E’ l’ora più buia, ma vinceremo anche questa guerra, grazie ai valorosi medici in prima linea, agli infermieri in trincea nei reparti di terapia intensiva e allo sforzo comune di noi civili, armati di guanti e mascherine: la patria chiama. Come suonano stonate, e vagamente ridicole, queste fanfare di guerra – eppure le sentiamo squillare da mesi. Quando dilagò la febbre spagnola, nel 1918, veniva fin troppo naturale tenere distinte le devastazioni della guerra appena finita e le devastazioni della pandemia. Anzi, osserva Elizabeth Outka in un libro recentissimo, “Viral Modernism. The Influenza Pandemic and Interwar Literature” (Columbia University Press), gli scrittori vissero con un senso di frustrazione e d’impotenza l’invasione di un nemico tanto sfuggente.
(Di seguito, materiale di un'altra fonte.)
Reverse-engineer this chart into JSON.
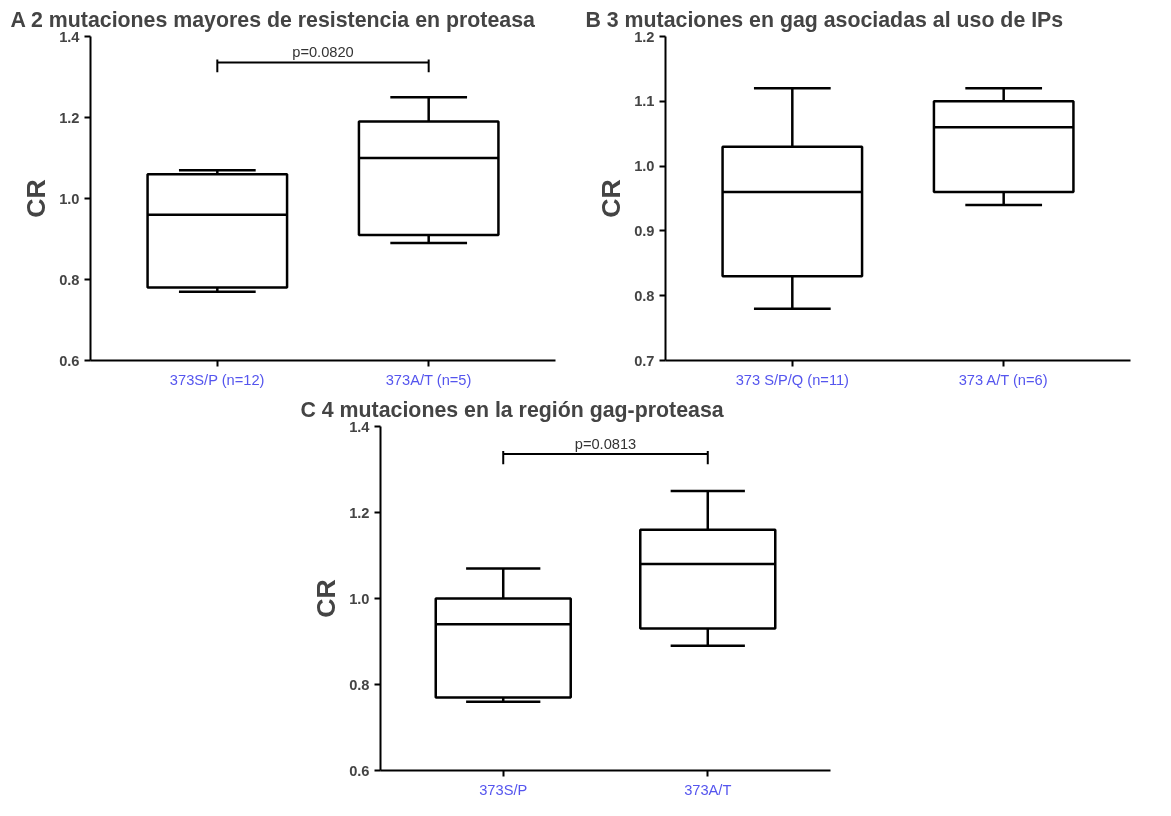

Molti disertarono. Tra i pochi coraggiosi che risposero alla chiamata, approntando armi nuove per una guerra che non era una guerra, una medaglia al valore va all’americana Katherine Anne Porter. Nell’ottobre del 1918 era scampata per un pelo alla morte; anni dopo regolò i conti con la spagnola nel racconto “Bianco cavallo, bianco cavaliere”, sui destini paralleli di una donna che contrae l’influenza e del fidanzato mandato a combattere in Europa. Solo che per la guerra ci sono armi e parole in abbondanza, per la pandemia no. Concentrati come sono sui corpi dei soldati, i personaggi di Porter ignorano la minaccia invisibile e la spargono per caffè e teatri, vittime di una metafora sbagliata. Lettore! Munisciti di mascherina, oggi che riaprono le librerie, e vai a cercare quel vecchio racconto: la patria chiama.